Kini ia tidak berbicara lagi. Wajah-wajah para pemimpin prajurit Pajang, para
pemimpin laskar Sangkal Putung, bahkan semuanya yang berada di tempat itu,
menjadi tegang. Mereka melihat derap langkah yang tetap dan tidak ragu-ragu.
Sebenarnya orang-orang Jipang
itu pun kini tidak ragu-ragu lagi. Apalagi setelah mereka mendengar, bahwa
Panglima Wira Tamtama sendiri telah hadir.

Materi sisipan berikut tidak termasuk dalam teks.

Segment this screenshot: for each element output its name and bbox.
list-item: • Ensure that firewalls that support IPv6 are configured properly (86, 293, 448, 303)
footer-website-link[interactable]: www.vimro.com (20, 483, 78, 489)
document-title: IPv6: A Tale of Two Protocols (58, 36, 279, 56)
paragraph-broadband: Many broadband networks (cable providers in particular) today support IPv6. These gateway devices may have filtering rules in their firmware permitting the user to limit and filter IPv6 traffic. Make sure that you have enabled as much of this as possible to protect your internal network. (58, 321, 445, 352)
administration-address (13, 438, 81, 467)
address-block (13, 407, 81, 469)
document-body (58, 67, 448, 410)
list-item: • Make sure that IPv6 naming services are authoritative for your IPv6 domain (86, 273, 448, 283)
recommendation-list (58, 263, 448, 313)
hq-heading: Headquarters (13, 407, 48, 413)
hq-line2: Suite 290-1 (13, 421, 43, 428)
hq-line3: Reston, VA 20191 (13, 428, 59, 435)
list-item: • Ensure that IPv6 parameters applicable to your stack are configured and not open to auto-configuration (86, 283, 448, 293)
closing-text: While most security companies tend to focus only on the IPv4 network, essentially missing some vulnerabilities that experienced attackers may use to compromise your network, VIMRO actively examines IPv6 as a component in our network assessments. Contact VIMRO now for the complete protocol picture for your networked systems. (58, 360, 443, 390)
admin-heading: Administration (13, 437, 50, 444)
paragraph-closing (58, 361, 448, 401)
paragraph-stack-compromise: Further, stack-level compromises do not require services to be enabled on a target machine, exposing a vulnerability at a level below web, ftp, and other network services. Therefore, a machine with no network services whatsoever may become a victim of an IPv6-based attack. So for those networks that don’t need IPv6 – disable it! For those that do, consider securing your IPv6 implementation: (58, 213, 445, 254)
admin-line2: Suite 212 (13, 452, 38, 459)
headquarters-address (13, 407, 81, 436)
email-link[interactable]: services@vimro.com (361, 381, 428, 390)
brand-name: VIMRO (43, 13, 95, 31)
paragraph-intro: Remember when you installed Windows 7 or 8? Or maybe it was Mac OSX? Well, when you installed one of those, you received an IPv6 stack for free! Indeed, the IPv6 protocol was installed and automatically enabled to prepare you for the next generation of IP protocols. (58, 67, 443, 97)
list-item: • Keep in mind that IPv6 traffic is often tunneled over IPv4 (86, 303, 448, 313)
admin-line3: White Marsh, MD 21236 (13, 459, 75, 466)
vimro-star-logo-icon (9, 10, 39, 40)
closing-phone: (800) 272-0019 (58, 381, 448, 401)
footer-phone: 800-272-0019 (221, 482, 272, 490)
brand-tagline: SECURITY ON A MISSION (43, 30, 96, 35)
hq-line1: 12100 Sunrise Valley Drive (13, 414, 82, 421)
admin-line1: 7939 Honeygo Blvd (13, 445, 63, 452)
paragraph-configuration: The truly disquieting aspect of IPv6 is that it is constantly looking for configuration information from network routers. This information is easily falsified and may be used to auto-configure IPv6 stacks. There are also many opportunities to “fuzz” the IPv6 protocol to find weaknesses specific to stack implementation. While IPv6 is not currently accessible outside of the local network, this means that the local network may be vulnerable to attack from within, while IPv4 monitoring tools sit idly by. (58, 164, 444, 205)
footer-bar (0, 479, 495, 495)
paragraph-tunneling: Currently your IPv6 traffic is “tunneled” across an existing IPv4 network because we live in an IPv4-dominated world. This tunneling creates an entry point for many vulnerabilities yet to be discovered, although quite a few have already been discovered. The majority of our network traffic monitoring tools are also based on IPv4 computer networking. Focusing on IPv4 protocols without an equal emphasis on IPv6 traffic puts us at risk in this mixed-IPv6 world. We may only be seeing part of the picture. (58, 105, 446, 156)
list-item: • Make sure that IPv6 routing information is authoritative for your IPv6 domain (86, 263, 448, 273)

Ki Gede Pemanahan, Panglima
Wira Tamtama itu memandangi barisan itu dengan hati yang berdebar-debar.
Sekali-sekali ia berpaling memandangi wajah Untara yang tegang. Semula
kepercayaan Ki Gede Pemanahan terhadap Untara seolah-olah jauh menjadi susut.
Tetapi setelah ia melihat orang-orang Jipang dalam barisan itu, maka
kepercayaannya tumbuh kembali. Dalam keadaan itu, maka Ki Gede Pemanahan segera
dapat membuat perhitungan, bahwa Ki Tambak Wedi pasti akan menjadi musuh yang
lebih berbahaya daripada Tohpati. Musuh yang bertindak terlampau cepat,
mendahului semua perhitungan Untara dan Widura.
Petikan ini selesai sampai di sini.